Simple Plan performing at Slam Dunk Festival – photo via Ben Ray
In Leeds, Ben Ray of the Key Club and Slam Dunk Festival echoes the uncertainty. Slam Dunk has received support, but their grant of £175,000 will just about cover staff costs in a year where cancelled festivals and closed premises have meant no income whatsoever.
"Staff that were on the furlough scheme, which has come to an end, this grant effectively only just goes towards paying staff wages," he says. "Some people think, 'Wow, you've got all this money to do what you want with.' There's a bit of an assumption about that, as if you can spend it all on a brand-new sound system. But we applied saying that we needed to cover staff wages, on the basis that we've got no income."

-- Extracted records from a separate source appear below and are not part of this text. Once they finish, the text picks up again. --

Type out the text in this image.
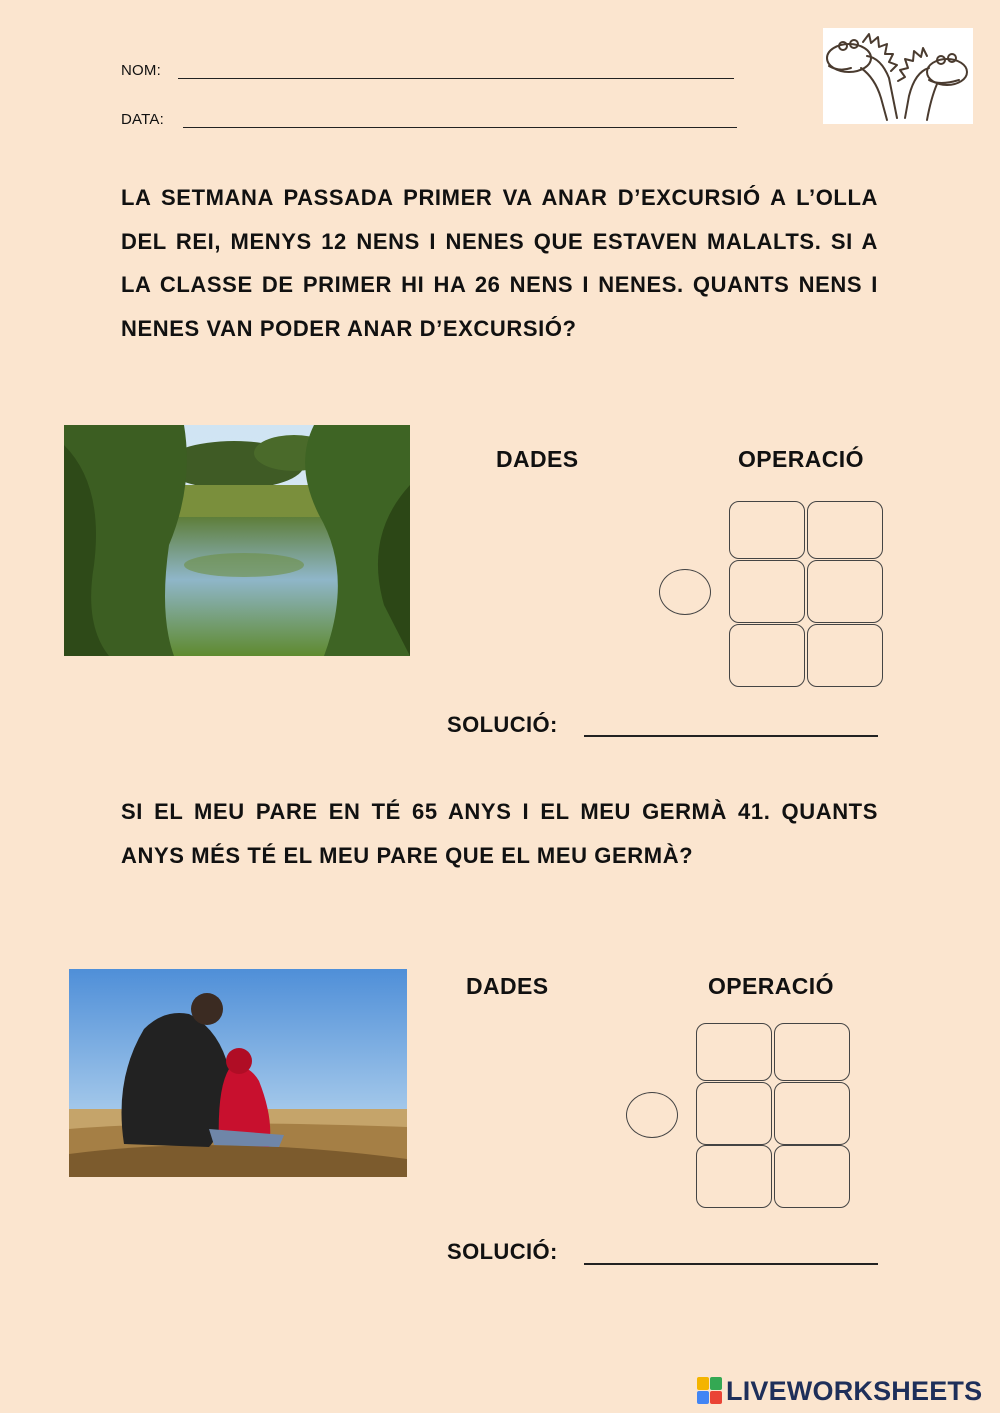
NOM:
DATA:
LA SETMANA PASSADA PRIMER VA ANAR D’EXCURSIÓ A L’OLLA DEL REI, MENYS 12 NENS I NENES QUE ESTAVEN MALALTS. SI A LA CLASSE DE PRIMER HI HA 26 NENS I NENES. QUANTS NENS I NENES VAN PODER ANAR D’EXCURSIÓ?
DADES	OPERACIÓ
SOLUCIÓ:
SI EL MEU PARE EN TÉ 65 ANYS I EL MEU GERMÀ 41. QUANTS ANYS MÉS TÉ EL MEU PARE QUE EL MEU GERMÀ?
DADES	OPERACIÓ
SOLUCIÓ:
LIVEWORKSHEETS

Ben is currently confident that Slam Dunk will go ahead in 2021, with Don Broco, Sum 41 and NOFX amongst the confirmed bands. But he emphasises that socially-distanced gigs with reduced capacities won't work in the long term, and points out the dangerous lack of support for live music's engineers, managers, technicians and producers.
"People don't realise bands have costs, road crew – it doesn't stack up financially, and no rock band wants to play for a crowd that's sat down and distant. We've tried to think about smaller or acoustic acts, but then we'd have to charge a high price. No artist wants to ask their fans to play inflated prices. It's just round and round in circles.
"I have major concerns over the rest of the industry," he says. "The freelance workers and all the people we should have employed at this year's festival, who work so hard over the summer as their main income for the year. The government needs to do more to help the freelance workers."